This book traces the legacies of the two most extreme manifestations of tsarist antisemitism-pogroms and blood libels-in the Soviet Union, from 1917 to the early 1960s. Closely intertwined in history and memory, pogroms and blood libels were and are considered central to the Jewish experience in late Tsarist Russia, the only country on earth with large scale anti-Jewish violence in the early twentieth century. But their persistence and memory under the Bolsheviks-a chapter that is largely overlooked by the existing scholarship-significantly shaped the Soviet Jewish experience.

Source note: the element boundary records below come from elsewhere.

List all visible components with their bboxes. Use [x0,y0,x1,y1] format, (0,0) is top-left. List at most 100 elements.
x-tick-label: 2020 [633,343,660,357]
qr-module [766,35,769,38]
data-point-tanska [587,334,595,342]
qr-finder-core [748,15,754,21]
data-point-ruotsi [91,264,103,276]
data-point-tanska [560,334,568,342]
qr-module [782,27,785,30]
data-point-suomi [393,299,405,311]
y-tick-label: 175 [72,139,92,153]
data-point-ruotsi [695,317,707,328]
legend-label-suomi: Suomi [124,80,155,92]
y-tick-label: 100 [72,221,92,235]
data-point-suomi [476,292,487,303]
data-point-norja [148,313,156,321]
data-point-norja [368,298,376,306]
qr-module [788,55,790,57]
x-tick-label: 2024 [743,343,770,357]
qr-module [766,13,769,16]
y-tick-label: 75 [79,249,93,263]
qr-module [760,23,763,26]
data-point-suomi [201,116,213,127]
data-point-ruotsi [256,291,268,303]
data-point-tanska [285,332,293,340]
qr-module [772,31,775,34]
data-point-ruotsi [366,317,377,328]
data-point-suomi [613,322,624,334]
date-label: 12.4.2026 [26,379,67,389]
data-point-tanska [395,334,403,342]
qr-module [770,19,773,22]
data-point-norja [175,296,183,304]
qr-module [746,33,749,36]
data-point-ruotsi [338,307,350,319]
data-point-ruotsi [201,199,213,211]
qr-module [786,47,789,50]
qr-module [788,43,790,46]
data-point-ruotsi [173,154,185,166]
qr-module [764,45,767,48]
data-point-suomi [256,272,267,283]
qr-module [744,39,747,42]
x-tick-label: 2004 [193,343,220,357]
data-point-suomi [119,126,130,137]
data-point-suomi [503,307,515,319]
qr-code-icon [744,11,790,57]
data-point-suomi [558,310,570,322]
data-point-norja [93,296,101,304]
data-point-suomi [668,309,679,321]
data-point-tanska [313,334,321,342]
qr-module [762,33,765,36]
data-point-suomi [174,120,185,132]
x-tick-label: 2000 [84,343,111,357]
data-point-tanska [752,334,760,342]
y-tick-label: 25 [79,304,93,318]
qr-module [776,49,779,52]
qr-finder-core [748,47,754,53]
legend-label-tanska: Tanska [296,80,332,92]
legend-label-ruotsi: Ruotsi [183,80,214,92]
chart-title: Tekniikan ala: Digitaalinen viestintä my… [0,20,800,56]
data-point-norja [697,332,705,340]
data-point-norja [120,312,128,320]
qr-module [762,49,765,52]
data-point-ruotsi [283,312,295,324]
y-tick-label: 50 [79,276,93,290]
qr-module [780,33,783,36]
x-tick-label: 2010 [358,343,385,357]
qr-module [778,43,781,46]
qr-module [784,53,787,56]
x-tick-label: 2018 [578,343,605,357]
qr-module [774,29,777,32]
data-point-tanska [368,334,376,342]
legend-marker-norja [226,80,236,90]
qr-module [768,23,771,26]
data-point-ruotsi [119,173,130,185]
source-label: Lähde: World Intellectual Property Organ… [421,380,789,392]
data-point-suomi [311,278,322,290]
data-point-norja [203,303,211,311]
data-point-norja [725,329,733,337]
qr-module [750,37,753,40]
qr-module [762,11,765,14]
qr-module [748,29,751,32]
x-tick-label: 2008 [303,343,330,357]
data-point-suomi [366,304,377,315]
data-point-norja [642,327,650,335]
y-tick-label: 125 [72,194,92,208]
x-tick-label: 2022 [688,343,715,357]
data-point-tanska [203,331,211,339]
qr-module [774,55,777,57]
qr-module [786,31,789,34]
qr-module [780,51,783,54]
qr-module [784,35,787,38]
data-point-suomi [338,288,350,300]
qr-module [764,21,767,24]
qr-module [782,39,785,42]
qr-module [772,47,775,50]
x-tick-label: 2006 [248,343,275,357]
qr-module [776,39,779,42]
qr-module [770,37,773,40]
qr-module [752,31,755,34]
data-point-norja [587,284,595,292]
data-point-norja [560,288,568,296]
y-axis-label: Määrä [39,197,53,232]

By exploring the phenomenon and the memory of pogroms and blood libels in the Soviet territories of the interwar period as well as, after World War II, in the newly annexed territories, Bemporad studies the social realities of everyday antisemitism through the emergence of communities of violence and memories of violence. The fifty-year-span from the Bolshevik Revolution to the early years of Krushchev included a living generation of Jews, and non-Jews alike, who remembered the Beilis Affair, the pogroms of the civil war and in some cases even the violence of the prerevolutionary years. Bemporad also examines the ways in which Jews reacted to and remembered the unprecedented violence of the pogroms of the Russian Civil War, and how they responded to and which strategies they adopted to confront accusations of ritual murder. By tracing the "afterlife" of pogroms and blood libels in the USSR,
Legacy of Blood sheds light on the broader question of the changing position of Jews in Soviet society. And by doing so it tells the story of the solid yet ever changing and at times ambivalent relationship between the Soviet state and the Jewish minority group.